Junior Seau's last days were filled with friends and flirting, beaches and bar-hopping, lifting weights and lifting spirits. His nights were another story.
OCEANSIDE, CA - Junior Seau's last days were filled with friends and flirting, beaches and bar-hopping, lifting weights and lifting spirits. His nights were another story.
Hours after Seau's suicide, his 11-year-old son Hunter told his mother, Seau's ex-wife Gina, what he'd seen while staying with his father a month earlier. Hunter got up around 3 a.m. to let out Rock, a pit bull-mastiff mix. His father's bedroom light was on, so Hunter peeked in, as Gina relates his tale.
There was his dad, sitting up on his bed, wide awake, staring at the TV. But the TV wasn't on. He wasn't reading. He wasn't writing. He was just staring.
"Dad, are you OK?" Hunter asked.
"Yes, son," Seau said. "I'm fine."
He wasn't. Seau's friends and family say he'd had trouble sleeping for years and often took powerful sleep aids, and not always as directed.

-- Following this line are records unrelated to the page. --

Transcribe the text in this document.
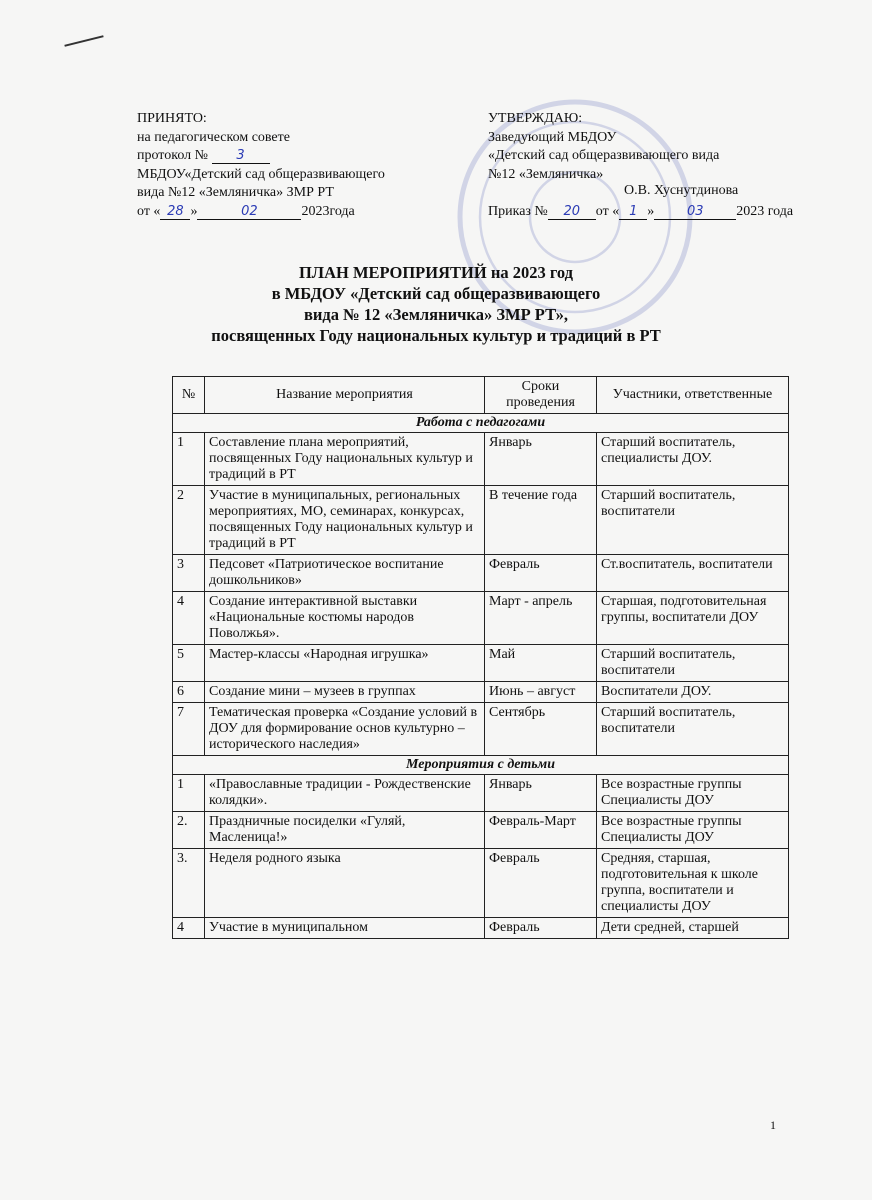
ПРИНЯТО:
на педагогическом совете
протокол № 3
МБДОУ«Детский сад общеразвивающего
вида №12 «Земляничка» ЗМР РТ
от « 28 »	02	2023года
УТВЕРЖДАЮ:
Заведующий МБДОУ
«Детский сад общеразвивающего вида
№12 «Земляничка»
Приказ № 20 от « 1 »	03 2023 года
О.В. Хуснутдинова
ПЛАН МЕРОПРИЯТИЙ на 2023 год
в МБДОУ «Детский сад общеразвивающего
вида № 12 «Земляничка» ЗМР РТ»,
посвященных Году национальных культур и традиций в РТ
№	Название мероприятия	Сроки проведения	Участники, ответственные
Работа с педагогами			
1	Составление плана мероприятий, посвященных Году национальных культур и традиций в РТ	Январь	Старший воспитатель, специалисты ДОУ.
2	Участие в муниципальных, региональных мероприятиях, МО, семинарах, конкурсах, посвященных Году национальных культур и традиций в РТ	В течение года	Старший воспитатель, воспитатели
3	Педсовет «Патриотическое воспитание дошкольников»	Февраль	Ст.воспитатель, воспитатели
4	Создание интерактивной выставки «Национальные костюмы народов Поволжья».	Март - апрель	Старшая, подготовительная группы, воспитатели ДОУ
5	Мастер-классы «Народная игрушка»	Май	Старший воспитатель, воспитатели
6	Создание мини – музеев в группах	Июнь – август	Воспитатели ДОУ.
7	Тематическая проверка «Создание условий в ДОУ для формирование основ культурно – исторического наследия»	Сентябрь	Старший воспитатель, воспитатели
Мероприятия с детьми			
1	«Православные традиции - Рождественские колядки».	Январь	Все возрастные группы Специалисты ДОУ
2.	Праздничные посиделки «Гуляй, Масленица!»	Февраль-Март	Все возрастные группы Специалисты ДОУ
3.	Неделя родного языка	Февраль	Средняя, старшая, подготовительная к школе группа, воспитатели и специалисты ДОУ
4	Участие в муниципальном	Февраль	Дети средней, старшей
1
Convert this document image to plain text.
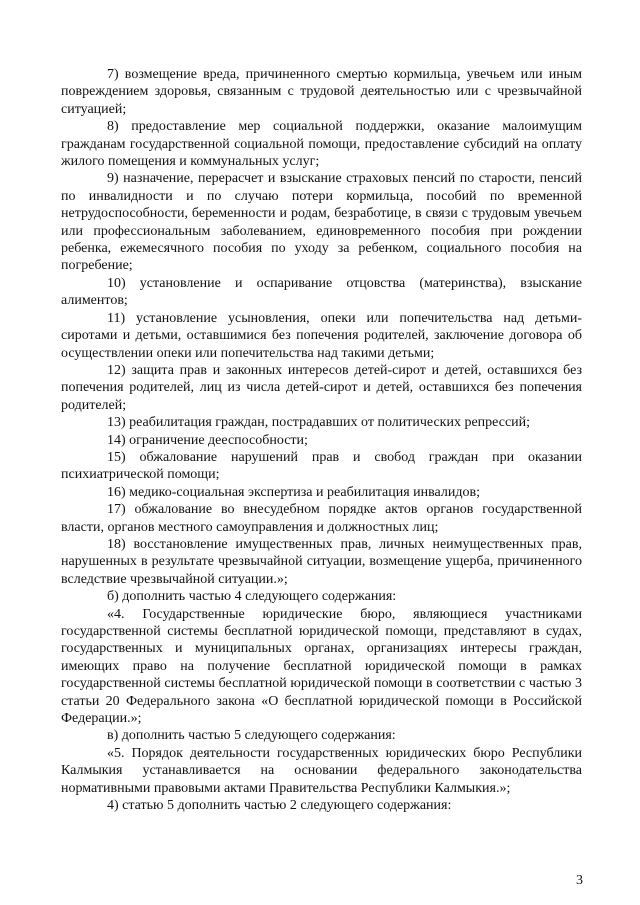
7) возмещение вреда, причиненного смертью кормильца, увечьем или иным повреждением здоровья, связанным с трудовой деятельностью или с чрезвычайной ситуацией;

8) предоставление мер социальной поддержки, оказание малоимущим гражданам государственной социальной помощи, предоставление субсидий на оплату жилого помещения и коммунальных услуг;

9) назначение, перерасчет и взыскание страховых пенсий по старости, пенсий по инвалидности и по случаю потери кормильца, пособий по временной нетрудоспособности, беременности и родам, безработице, в связи с трудовым увечьем или профессиональным заболеванием, единовременного пособия при рождении ребенка, ежемесячного пособия по уходу за ребенком, социального пособия на погребение;

10) установление и оспаривание отцовства (материнства), взыскание алиментов;

11) установление усыновления, опеки или попечительства над детьми-сиротами и детьми, оставшимися без попечения родителей, заключение договора об осуществлении опеки или попечительства над такими детьми;

12) защита прав и законных интересов детей-сирот и детей, оставшихся без попечения родителей, лиц из числа детей-сирот и детей, оставшихся без попечения родителей;

13) реабилитация граждан, пострадавших от политических репрессий;

14) ограничение дееспособности;

15) обжалование нарушений прав и свобод граждан при оказании психиатрической помощи;

16) медико-социальная экспертиза и реабилитация инвалидов;

17) обжалование во внесудебном порядке актов органов государственной власти, органов местного самоуправления и должностных лиц;

18) восстановление имущественных прав, личных неимущественных прав, нарушенных в результате чрезвычайной ситуации, возмещение ущерба, причиненного вследствие чрезвычайной ситуации.»;

б) дополнить частью 4 следующего содержания:

«4. Государственные юридические бюро, являющиеся участниками государственной системы бесплатной юридической помощи, представляют в судах, государственных и муниципальных органах, организациях интересы граждан, имеющих право на получение бесплатной юридической помощи в рамках государственной системы бесплатной юридической помощи в соответствии с частью 3 статьи 20 Федерального закона «О бесплатной юридической помощи в Российской Федерации.»;

в) дополнить частью 5 следующего содержания:

«5. Порядок деятельности государственных юридических бюро Республики Калмыкия устанавливается на основании федерального законодательства нормативными правовыми актами Правительства Республики Калмыкия.»;

4) статью 5 дополнить частью 2 следующего содержания:

3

On Saturday, it will be one month since the former all-pro linebacker died at 43. Authorities say he shot himself in the chest with a .357-caliber Magnum revolver on the morning of May 2 at his home. USA TODAY Sports talked to more than 50 of Seau's friends, family members, neighbors and former teammates who are trying to reconcile his terrible end with what seemed a charmed life.